Wherefore should any set thee love apart?
Seeing none but I makes much of naught' (He said),
'And human love needs human meriting:
          How hast thou merited—Of all man's clotted clay the dingiest clot?
          Alack, thou knowest not
How little worthy of any love thou art!
Whom wilt thou find to love ignoble thee,
          Save Me, save only Me?
All which I took from thee I did but take,
          Not for thy harms,
But just that thou might'st seek it in My arms.
          All which thy child's mistake
Fancies as lost, I have stored for thee at home:
          Rise, clasp My hand, and come!'
   Halts by me that footfall:
   Is my gloom, after all,
Shade of His hand, outstretched caressingly?

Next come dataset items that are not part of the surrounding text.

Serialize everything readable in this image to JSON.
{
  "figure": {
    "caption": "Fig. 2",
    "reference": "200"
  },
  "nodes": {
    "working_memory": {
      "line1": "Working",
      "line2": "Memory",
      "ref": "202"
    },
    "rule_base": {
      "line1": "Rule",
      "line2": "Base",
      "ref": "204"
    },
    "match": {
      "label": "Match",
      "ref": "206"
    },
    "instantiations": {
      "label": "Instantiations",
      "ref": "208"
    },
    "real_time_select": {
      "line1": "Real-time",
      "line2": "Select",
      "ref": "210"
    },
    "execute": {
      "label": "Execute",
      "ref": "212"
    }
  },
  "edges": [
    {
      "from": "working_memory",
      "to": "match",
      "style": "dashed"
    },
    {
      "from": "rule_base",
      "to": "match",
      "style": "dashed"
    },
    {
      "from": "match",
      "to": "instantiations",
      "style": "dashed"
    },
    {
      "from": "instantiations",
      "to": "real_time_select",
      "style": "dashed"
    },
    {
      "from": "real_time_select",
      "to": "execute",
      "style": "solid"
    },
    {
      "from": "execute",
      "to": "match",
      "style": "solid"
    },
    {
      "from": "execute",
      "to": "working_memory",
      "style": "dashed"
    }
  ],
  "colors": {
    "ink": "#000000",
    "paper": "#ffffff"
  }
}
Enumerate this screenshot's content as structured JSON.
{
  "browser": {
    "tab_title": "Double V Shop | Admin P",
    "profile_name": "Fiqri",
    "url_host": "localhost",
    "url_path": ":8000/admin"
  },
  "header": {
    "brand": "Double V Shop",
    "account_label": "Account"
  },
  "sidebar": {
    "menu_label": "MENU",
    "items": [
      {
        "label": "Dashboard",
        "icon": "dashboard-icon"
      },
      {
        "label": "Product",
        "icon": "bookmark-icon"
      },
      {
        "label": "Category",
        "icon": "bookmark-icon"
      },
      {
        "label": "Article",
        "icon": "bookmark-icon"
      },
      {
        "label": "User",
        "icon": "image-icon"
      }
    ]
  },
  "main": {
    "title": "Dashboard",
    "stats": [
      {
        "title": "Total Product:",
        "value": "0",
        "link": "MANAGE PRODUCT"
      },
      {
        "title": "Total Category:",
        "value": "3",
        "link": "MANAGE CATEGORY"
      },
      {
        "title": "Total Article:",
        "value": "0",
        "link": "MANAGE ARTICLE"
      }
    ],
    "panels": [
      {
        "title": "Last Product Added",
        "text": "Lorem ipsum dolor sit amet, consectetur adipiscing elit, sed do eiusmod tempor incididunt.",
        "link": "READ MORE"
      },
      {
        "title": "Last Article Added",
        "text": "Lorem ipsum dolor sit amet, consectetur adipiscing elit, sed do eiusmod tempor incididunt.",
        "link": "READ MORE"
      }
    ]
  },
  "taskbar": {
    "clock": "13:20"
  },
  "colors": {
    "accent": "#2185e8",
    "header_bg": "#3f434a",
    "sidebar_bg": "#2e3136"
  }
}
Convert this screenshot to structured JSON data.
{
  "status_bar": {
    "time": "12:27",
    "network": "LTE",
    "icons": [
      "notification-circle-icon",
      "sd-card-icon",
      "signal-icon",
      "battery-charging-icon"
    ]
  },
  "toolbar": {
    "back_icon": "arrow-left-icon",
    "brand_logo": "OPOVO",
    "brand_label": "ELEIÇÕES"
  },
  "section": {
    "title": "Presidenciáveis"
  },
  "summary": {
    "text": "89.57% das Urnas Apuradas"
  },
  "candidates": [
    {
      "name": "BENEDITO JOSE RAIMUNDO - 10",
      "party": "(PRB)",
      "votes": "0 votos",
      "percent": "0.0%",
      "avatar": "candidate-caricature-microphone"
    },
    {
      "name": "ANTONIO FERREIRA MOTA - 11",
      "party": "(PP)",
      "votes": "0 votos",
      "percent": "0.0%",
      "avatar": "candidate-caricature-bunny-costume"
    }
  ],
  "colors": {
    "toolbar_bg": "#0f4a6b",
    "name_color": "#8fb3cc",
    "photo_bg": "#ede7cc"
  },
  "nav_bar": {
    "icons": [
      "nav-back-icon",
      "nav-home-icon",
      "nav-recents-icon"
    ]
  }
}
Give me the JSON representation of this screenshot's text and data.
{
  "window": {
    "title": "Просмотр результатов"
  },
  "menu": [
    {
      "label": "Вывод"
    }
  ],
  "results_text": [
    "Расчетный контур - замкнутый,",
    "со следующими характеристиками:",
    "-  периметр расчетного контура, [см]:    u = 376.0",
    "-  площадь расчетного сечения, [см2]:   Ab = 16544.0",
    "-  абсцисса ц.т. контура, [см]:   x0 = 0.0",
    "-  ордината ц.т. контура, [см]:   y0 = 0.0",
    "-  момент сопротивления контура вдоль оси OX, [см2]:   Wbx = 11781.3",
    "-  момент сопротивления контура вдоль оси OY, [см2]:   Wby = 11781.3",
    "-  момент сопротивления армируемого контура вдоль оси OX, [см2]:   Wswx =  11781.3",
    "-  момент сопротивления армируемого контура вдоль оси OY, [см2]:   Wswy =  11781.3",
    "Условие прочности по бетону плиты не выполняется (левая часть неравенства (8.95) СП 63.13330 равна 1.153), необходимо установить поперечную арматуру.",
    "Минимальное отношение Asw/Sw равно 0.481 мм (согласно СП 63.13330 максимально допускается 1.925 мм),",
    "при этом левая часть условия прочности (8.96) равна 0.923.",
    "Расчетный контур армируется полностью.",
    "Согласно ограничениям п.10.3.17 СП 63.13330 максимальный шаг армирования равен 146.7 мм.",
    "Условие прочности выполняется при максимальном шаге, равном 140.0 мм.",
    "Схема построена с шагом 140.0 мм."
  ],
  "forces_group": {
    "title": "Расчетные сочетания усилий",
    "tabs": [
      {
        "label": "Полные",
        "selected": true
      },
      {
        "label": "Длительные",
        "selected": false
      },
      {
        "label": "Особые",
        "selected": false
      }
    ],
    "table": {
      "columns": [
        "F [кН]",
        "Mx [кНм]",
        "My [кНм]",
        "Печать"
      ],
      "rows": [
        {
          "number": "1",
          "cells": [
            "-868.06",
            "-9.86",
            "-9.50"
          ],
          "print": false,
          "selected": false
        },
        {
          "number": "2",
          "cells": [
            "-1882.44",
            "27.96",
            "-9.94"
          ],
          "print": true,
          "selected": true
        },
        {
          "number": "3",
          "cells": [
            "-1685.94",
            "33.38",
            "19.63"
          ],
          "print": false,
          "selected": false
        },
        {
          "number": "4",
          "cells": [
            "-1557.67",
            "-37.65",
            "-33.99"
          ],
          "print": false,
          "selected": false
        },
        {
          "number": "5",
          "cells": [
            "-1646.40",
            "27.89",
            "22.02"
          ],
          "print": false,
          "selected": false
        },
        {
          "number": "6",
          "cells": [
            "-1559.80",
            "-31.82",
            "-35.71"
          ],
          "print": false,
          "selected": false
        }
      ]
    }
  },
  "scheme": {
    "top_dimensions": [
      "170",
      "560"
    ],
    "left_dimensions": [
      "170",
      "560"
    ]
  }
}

   'Ah, fondest, blindest, weakest,
   I am He Whom thou seekest!
Thou dravest love from thee, who dravest Me.'



As a Footnote, the following link is the author's note from the book, Out of Egypt by Anne Rice.  It is a fictional account of the boyhood of Jesus.  What she found in her research of the historical Jesus is a story I very much identify with. 
Anne Rice Route to Jesus.
If one really seeks the truth, they will find Jesus there waiting and undeniable.  But often, we do not really want the truth.  As Pilate says to Jesus, "What is Truth?"